La situación provocó pronunciamientos de distintos sectores sociales y políticos del departamento. Estudiantes, padres de familia, dirigentes comunitarios y miembros de comunidades wayuu expresaron su rechazo a lo que consideran una actuación de presión contra la dirección de la universidad.
En Riohacha y Manaure también se escucharon voces de respaldo al rector, a quien algunos sectores reconocen por las políticas orientadas a facilitar el acceso de jóvenes de comunidades vulnerables a la educación superior. Para sus simpatizantes, cualquier controversia institucional no debería terminar afectando los programas dirigidos a estudiantes de escasos recursos.

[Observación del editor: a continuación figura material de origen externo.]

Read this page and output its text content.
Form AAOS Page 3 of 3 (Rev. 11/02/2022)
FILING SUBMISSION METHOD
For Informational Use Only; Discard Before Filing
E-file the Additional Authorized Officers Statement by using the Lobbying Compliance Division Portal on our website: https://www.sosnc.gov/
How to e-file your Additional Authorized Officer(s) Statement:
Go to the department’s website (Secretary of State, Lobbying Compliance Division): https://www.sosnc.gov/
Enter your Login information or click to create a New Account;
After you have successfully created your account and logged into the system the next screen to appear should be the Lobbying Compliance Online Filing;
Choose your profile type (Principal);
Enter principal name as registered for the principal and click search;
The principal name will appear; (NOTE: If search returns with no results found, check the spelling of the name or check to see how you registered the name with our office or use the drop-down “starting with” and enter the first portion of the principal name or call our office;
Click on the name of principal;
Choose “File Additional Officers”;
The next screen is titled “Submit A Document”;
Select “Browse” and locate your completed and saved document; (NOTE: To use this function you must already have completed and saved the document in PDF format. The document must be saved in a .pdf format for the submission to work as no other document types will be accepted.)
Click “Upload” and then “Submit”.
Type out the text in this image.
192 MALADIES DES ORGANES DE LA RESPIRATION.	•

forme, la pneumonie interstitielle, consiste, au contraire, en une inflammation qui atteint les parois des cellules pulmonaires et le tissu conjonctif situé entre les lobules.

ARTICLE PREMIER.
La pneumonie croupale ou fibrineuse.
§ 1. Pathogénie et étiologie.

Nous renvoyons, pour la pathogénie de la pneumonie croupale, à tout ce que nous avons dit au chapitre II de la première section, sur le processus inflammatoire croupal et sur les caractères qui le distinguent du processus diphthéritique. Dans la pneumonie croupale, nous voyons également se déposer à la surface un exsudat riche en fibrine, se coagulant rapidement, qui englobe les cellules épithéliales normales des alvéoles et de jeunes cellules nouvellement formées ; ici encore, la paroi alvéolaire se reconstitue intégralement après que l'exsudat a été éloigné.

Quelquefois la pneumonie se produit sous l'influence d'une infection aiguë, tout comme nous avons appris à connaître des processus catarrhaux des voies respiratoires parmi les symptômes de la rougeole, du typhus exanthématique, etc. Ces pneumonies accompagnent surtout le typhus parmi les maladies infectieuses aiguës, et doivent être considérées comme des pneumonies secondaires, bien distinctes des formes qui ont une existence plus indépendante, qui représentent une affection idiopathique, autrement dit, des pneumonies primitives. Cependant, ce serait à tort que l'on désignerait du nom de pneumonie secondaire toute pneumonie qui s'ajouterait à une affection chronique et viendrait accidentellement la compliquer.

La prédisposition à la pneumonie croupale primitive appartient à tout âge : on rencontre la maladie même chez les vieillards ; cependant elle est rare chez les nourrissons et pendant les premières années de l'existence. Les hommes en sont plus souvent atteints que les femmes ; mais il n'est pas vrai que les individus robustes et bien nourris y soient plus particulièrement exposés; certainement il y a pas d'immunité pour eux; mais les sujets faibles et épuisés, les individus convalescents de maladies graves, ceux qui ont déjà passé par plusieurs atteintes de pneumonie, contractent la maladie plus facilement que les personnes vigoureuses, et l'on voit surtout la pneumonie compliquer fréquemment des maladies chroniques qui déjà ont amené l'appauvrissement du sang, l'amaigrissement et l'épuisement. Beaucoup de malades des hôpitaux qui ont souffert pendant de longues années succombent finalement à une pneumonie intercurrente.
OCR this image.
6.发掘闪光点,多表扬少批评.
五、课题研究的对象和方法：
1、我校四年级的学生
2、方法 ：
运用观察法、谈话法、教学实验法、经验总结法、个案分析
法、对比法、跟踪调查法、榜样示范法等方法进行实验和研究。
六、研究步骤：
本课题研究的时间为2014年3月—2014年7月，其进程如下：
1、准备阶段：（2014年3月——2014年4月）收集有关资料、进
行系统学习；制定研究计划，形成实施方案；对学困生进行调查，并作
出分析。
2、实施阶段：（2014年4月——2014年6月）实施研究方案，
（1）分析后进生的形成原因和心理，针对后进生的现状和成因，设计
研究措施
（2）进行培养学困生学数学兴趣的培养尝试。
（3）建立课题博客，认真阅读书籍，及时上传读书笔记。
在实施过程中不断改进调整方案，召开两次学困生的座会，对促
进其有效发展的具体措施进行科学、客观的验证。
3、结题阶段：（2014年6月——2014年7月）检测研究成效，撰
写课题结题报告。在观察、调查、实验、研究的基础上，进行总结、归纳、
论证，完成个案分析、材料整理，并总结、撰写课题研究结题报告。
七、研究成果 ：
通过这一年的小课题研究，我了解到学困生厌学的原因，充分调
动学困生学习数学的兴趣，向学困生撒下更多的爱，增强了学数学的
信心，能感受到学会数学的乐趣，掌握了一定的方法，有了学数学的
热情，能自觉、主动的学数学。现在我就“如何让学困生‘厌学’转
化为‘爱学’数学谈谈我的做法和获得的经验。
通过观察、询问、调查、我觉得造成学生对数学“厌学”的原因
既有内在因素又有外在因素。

El episodio abrió además un debate sobre la relación entre el Gobierno Nacional y las instituciones públicas de La Guajira. Mientras sectores críticos de la actuación presidencial hablan de una posible persecución política, desde la comitiva del Gobierno se sostiene que las actuaciones realizadas hacen parte de una auditoría técnica relacionada con asuntos de transparencia.
La controversia queda ahora en manos de las autoridades y de la comunidad universitaria, mientras crece la discusión en el departamento sobre el alcance de las actuaciones del Gobierno frente a la Universidad de La Guajira.